'Blue is the Warmest Color' takes France's prestigious Louis Delluc Prize

Posted by · 8:18 am · December 18th, 2013

The César may be the most Oscar-equivalent honor on the French awards circuit, but arguably the most prestigious is the Louis Delluc Prize, established in 1937 and awarded annually by a jury of critics and industry figures to the film they deem the best French production of the year.
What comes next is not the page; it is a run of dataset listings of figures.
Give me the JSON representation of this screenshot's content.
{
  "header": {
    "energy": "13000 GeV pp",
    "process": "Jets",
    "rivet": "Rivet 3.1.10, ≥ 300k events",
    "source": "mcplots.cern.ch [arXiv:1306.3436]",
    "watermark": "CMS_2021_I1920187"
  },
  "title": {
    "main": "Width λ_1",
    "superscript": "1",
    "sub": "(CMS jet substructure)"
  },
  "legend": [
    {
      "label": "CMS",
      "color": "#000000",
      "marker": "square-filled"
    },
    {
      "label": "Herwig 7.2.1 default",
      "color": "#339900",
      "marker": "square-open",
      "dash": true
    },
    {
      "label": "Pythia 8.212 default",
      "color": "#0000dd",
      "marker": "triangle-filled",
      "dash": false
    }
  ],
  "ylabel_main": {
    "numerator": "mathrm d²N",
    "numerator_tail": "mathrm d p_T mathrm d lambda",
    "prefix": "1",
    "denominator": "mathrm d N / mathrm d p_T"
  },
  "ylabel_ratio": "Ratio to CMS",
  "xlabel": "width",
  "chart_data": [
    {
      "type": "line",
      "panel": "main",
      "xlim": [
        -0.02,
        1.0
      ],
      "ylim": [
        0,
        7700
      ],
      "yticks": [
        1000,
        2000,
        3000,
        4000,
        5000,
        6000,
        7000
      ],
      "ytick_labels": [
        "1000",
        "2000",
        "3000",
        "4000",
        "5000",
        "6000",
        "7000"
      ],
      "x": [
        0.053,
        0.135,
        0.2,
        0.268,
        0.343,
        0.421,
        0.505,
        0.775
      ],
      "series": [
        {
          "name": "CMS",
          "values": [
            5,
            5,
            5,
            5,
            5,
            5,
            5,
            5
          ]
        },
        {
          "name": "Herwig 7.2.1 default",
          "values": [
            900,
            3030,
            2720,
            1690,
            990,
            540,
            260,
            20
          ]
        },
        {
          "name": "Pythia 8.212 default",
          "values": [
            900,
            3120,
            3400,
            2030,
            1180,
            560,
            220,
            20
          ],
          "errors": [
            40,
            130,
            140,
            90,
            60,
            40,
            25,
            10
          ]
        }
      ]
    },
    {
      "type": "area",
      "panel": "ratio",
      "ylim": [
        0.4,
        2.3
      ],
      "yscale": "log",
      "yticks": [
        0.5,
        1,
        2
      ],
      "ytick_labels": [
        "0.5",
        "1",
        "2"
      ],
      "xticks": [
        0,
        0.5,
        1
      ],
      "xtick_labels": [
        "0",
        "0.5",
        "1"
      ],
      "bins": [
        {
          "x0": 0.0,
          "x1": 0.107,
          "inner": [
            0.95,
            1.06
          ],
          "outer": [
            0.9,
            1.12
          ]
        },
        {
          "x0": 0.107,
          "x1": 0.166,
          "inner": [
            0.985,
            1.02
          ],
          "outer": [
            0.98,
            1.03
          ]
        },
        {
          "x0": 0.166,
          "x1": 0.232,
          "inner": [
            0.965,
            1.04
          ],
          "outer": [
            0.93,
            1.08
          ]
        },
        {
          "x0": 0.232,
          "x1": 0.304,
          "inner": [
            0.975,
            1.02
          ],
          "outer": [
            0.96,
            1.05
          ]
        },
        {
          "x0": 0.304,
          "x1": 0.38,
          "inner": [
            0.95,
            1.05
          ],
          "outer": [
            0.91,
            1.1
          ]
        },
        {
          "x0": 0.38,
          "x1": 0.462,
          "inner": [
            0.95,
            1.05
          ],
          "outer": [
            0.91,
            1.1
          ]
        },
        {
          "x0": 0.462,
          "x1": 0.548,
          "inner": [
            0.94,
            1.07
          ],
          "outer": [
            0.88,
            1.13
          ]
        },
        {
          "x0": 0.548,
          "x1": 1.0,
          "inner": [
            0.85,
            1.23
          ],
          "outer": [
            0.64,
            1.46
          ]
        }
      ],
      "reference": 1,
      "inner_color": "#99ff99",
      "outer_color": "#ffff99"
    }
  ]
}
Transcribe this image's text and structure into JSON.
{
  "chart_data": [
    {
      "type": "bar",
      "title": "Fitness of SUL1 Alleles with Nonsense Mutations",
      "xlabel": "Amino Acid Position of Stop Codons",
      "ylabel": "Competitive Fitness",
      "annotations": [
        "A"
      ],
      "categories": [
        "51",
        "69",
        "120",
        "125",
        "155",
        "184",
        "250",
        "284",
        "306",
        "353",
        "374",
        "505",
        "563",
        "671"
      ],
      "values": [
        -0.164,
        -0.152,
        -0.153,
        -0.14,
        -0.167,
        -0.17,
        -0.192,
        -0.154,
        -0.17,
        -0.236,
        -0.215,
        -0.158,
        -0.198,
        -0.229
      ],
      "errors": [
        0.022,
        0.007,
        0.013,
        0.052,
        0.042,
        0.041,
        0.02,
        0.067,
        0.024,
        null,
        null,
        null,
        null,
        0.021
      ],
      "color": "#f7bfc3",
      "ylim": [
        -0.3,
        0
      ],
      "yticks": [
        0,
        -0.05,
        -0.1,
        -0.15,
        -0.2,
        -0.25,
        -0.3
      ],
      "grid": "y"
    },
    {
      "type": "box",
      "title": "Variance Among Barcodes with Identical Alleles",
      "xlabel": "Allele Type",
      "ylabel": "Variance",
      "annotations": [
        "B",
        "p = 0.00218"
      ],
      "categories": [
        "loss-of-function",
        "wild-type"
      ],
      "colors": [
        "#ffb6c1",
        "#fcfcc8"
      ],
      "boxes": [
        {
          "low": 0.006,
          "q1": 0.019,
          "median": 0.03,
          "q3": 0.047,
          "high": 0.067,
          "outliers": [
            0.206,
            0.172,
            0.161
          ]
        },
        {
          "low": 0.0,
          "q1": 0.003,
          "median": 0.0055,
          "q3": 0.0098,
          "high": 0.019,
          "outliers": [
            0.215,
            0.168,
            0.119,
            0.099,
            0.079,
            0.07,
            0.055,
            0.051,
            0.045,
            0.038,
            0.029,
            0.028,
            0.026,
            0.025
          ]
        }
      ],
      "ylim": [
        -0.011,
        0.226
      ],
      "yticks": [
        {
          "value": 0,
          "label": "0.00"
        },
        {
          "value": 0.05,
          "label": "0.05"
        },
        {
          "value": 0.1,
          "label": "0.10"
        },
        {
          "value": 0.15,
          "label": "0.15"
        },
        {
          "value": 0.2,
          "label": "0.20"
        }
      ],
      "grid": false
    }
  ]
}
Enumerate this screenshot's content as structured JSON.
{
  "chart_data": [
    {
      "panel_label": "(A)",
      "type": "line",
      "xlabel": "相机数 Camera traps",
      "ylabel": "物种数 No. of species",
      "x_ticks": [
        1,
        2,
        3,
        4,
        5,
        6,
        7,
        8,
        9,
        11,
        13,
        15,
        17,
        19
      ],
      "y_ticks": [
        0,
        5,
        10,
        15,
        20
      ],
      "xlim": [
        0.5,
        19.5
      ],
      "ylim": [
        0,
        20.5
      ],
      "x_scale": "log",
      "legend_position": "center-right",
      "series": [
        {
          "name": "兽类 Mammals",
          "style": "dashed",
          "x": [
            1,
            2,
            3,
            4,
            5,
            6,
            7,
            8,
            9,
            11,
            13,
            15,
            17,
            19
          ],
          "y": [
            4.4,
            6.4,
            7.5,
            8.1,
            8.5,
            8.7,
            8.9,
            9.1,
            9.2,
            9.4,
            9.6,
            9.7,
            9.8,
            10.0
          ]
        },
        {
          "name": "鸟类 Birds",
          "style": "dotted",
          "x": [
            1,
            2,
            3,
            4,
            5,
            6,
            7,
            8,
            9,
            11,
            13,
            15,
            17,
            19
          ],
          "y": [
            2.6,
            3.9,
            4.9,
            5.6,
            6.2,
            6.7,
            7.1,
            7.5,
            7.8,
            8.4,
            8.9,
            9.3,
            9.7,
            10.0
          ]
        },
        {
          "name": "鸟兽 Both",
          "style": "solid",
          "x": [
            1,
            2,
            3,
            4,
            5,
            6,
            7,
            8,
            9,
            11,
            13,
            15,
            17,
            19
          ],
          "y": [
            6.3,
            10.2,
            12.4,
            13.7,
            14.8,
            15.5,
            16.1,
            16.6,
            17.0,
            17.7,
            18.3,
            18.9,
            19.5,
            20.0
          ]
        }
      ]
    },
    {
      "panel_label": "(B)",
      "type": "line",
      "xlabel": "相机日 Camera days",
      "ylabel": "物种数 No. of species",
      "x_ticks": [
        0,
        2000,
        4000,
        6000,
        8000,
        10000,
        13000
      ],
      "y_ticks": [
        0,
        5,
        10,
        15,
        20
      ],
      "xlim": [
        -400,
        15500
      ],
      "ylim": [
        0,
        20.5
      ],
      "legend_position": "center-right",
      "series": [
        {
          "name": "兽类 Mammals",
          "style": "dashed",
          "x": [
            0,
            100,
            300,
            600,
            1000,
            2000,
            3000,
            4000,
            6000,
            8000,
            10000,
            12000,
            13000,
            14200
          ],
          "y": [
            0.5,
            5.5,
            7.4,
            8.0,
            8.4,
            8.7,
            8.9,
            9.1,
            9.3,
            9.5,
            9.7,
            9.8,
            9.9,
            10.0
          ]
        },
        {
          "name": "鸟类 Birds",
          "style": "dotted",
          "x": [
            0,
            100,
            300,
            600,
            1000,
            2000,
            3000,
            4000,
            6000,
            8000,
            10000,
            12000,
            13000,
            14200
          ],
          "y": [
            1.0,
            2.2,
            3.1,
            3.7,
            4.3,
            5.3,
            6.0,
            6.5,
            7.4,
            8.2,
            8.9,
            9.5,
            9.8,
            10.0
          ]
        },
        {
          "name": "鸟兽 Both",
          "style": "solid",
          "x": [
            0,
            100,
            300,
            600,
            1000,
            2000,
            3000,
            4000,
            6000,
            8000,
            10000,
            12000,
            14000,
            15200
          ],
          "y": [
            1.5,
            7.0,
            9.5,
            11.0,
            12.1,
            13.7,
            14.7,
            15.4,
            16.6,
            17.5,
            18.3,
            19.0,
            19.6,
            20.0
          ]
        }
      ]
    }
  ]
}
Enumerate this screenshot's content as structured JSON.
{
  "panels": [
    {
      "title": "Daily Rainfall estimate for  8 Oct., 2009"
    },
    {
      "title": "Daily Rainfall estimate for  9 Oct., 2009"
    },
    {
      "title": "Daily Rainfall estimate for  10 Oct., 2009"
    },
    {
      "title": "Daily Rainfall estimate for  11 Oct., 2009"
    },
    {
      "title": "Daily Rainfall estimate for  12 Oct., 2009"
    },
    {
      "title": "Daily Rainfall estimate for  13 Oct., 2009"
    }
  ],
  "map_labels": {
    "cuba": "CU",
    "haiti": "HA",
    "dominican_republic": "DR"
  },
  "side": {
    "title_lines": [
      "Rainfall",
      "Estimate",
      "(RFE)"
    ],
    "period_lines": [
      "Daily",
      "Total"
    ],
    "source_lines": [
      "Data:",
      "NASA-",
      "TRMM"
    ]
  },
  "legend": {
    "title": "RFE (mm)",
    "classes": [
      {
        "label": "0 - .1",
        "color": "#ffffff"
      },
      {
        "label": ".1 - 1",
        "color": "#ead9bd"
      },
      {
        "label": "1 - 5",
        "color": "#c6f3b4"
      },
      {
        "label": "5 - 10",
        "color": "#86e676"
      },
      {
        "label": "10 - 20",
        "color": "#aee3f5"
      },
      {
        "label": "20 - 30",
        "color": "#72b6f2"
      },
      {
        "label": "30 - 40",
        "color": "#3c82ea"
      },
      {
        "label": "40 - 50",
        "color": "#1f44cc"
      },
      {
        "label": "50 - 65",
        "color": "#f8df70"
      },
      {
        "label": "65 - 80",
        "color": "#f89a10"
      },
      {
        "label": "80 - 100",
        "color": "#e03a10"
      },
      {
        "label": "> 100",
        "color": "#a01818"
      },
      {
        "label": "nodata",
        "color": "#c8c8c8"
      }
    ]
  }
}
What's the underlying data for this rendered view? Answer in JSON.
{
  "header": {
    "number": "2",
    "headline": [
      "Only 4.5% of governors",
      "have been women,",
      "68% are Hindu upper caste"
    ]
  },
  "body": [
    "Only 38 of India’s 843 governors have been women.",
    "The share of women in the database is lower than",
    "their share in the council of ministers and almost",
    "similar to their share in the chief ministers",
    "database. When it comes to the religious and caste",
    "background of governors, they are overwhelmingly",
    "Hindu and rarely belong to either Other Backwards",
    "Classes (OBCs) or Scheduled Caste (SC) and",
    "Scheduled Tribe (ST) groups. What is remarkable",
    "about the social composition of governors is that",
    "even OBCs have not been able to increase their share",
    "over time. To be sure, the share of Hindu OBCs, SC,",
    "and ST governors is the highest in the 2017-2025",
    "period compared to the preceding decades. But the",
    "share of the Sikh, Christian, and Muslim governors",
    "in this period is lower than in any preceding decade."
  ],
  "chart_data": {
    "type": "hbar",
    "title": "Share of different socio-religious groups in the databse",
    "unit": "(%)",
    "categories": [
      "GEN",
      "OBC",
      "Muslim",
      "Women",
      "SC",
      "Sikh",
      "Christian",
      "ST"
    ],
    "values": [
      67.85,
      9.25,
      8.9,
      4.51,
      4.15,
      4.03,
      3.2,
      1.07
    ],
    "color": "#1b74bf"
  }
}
You need only look at the list of past winners to gauge the award's status. The very first winner was Jean Renoir, and it has since been presented to a veritable who's who of French auteurism: Francois Truffaut, Jean-Luc Godard, Alain Resnais, Eric Rohmer, Claude Chabrol, Jean Cocteau, Louis Malle, Robert Bresson, Agnes Varda, Leos Carax, Jacques Audiard, Jacques Tati… and on and on.

Abdellatif Kechiche was already a member of the winners' club, having taken the award for “The Secret of the Grain” (aka “Couscous”) in 2007. And now he's taken a second, as Palme d'Or champ “Blue is the Warmest Color” beat a heavyweight field including Asghar Farhadi's “The Past,” Alain Guiraudie's “Stranger by the Lake” and Bruno Dumont's “Camille Claudel 1915” to this year's Delluc.

That makes Kechiche only the fifth two-time winner in the award's history, joining Resnais (the only three-time winner to date), Malle, Claude Sautet and Michel Deville. He was widely favored to triumph, though this is an award that frequently surprises — last year, Benoit Jacquot's costume drama “Farewell My Queen” trumped “Amour,” among others.

The Best First Film prize, meanwhile, went to Helier Cisterne's graffiti-culture coming-of-age tale “Vandal.”